Which is why I am ashamed and saddened to see restaurateurs, businesses and shops in South Korea post signs banning Chinese customers. The same trend has been reported in Japan and Vietnam.

In continental Asia – the motherland for the diaspora – citizens are carrying out blanket discrimination against the Chinese in the same way we, the diaspora, are being targeted in our respective countries of residence.

In France (and I suspect this to be true in other parts of the world), the outbreak has exposed another uncomfortable truth: that within the model minority myth – a dangerous and misleading narrative that Asians are all hard workers, higher achievers and less likely to speak out compared to other minority groups – there exists another micro paradigm that stratifies Asian ethnicities into its own internal hierarchy. 

While the Japanese have their highest respect, the Chinese have their disdain. 

Given the racist narrative that tries to trace the coronavirus to Chinese cuisine, let’s use that as an example of how Asian ethnicities are perceived.

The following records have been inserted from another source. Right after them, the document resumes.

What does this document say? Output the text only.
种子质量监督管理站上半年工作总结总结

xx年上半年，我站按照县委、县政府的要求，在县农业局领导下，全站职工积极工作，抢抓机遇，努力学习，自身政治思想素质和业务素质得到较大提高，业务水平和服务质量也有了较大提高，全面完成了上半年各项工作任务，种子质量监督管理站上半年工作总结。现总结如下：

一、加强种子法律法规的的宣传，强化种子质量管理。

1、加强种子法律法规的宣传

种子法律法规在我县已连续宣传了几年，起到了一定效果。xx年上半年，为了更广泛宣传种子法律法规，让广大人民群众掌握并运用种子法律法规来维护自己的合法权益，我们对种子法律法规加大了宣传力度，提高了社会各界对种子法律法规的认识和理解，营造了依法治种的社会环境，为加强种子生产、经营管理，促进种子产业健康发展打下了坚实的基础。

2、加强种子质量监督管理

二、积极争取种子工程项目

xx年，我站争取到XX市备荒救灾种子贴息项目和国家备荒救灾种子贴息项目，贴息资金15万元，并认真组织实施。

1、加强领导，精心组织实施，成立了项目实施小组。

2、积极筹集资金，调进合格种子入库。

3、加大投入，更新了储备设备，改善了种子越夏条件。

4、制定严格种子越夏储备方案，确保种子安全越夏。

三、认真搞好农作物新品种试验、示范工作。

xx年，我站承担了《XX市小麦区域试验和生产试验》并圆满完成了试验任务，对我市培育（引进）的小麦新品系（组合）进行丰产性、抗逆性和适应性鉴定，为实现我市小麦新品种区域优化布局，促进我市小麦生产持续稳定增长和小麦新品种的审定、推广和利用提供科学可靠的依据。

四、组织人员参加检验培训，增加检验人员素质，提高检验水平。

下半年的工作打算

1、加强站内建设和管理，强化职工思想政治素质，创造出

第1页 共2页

After covering the world of haute gastronomy in France for nearly a decade at my day job, it has become clear that Japanese chefs and Japanese cuisine enjoy a special kind of preferential status among the gastronomic elite compared to other Asian cuisines. Just last week, the Michelin guide admitted the first Japanese chef in France to the exclusive three-starred club. 

Anecdotally, I can’t tell you the number of times a French person has rhapsodised to me about Japan; how much they love the country; how much they love the culture and their cuisine. 

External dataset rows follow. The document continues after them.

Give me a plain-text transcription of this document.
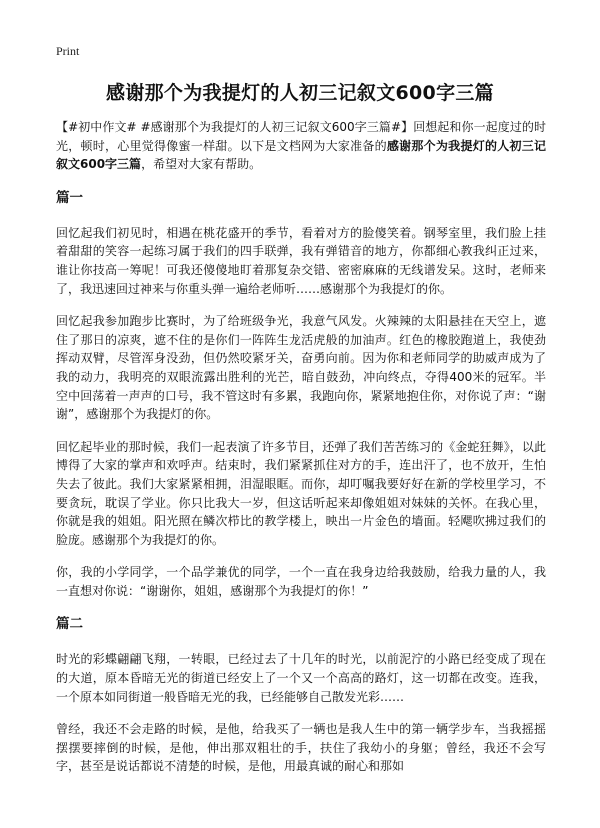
Print
感谢那个为我提灯的人初三记叙文600字三篇

【#初中作文# #感谢那个为我提灯的人初三记叙文600字三篇#】回想起和你一起度过的时光，顿时，心里觉得像蜜一样甜。以下是文档网为大家准备的感谢那个为我提灯的人初三记叙文600字三篇，希望对大家有帮助。

篇一

回忆起我们初见时，相遇在桃花盛开的季节，看着对方的脸傻笑着。钢琴室里，我们脸上挂着甜甜的笑容一起练习属于我们的四手联弹，我有弹错音的地方，你都细心教我纠正过来，谁让你技高一筹呢！可我还傻傻地盯着那复杂交错、密密麻麻的无线谱发呆。这时，老师来了，我迅速回过神来与你重头弹一遍给老师听……感谢那个为我提灯的你。

回忆起我参加跑步比赛时，为了给班级争光，我意气风发。火辣辣的太阳悬挂在天空上，遮住了那日的凉爽，遮不住的是你们一阵阵生龙活虎般的加油声。红色的橡胶跑道上，我使劲挥动双臂，尽管浑身没劲，但仍然咬紧牙关，奋勇向前。因为你和老师同学的助威声成为了我的动力，我明亮的双眼流露出胜利的光芒，暗自鼓劲，冲向终点，夺得400米的冠军。半空中回荡着一声声的口号，我不管这时有多累，我跑向你，紧紧地抱住你，对你说了声：“谢谢”，感谢那个为我提灯的你。

回忆起毕业的那时候，我们一起表演了许多节目，还弹了我们苦苦练习的《金蛇狂舞》，以此博得了大家的掌声和欢呼声。结束时，我们紧紧抓住对方的手，连出汗了，也不放开，生怕失去了彼此。我们大家紧紧相拥，泪湿眼眶。而你，却叮嘱我要好好在新的学校里学习，不要贪玩，耽误了学业。你只比我大一岁，但这话听起来却像姐姐对妹妹的关怀。在我心里，你就是我的姐姐。阳光照在鳞次栉比的教学楼上，映出一片金色的墙面。轻飔吹拂过我们的脸庞。感谢那个为我提灯的你。

你，我的小学同学，一个品学兼优的同学，一个一直在我身边给我鼓励，给我力量的人，我一直想对你说：“谢谢你，姐姐，感谢那个为我提灯的你！”

篇二

时光的彩蝶翩翩飞翔，一转眼，已经过去了十几年的时光，以前泥泞的小路已经变成了现在的大道，原本昏暗无光的街道已经安上了一个又一个高高的路灯，这一切都在改变。连我，一个原本如同街道一般昏暗无光的我，已经能够自己散发光彩……

曾经，我还不会走路的时候，是他，给我买了一辆也是我人生中的第一辆学步车，当我摇摇摆摆要摔倒的时候，是他，伸出那双粗壮的手，扶住了我幼小的身躯；曾经，我还不会写字，甚至是说话都说不清楚的时候，是他，用最真诚的耐心和那如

To be clear, I have no qualms about that. I was a Francophile and loved everything French. That’s why I moved here from Canada 10 years ago. 

But compare that to the jarringly racist language I’ve heard French people use towards the Chinese, incidentally one of their biggest tourism markets in terms of spending. 

It’s been more than five years now, but I will never forget the moment in the office kitchen when a former colleague used the word “dirty” while talking about the Chinese. She ostensibly thought I wouldn’t be offended as I’m Korean Canadian. But as the coronavirus outbreak has clearly shown, for many non-Asians, there’s little to separate a Korean person from a Chinese, and a Vietnamese person from a Filipino.

In such a short time, what remained of our status as integrated members of society has been wiped out. Almost overnight, Britons of Chinese descent who were born and raised in the UK and have never set foot in China; Canadians of Korean descent; and American citizens of Filipino descent have suddenly all become tourists from China.

I’ve lived through this before, in Toronto during the SARS epidemic in 2003. Then too, a group of teenagers boarded my subway car and coughed “SARS” in my direction. I called them out and managed to shame them into silence. 

I couldn’t do the same this time round, to the lady who seemed by all outward appearances, reasonable and cultured. But then again, I too, may have been too quick to judge. So this essay is dedicated to you, French lady who sat near the aisle in row 17 of the section amphitheatre bas at the Théâtre du Châtelet last week. You know who you are.

Vivian Song is a lifestyle editor based in Paris.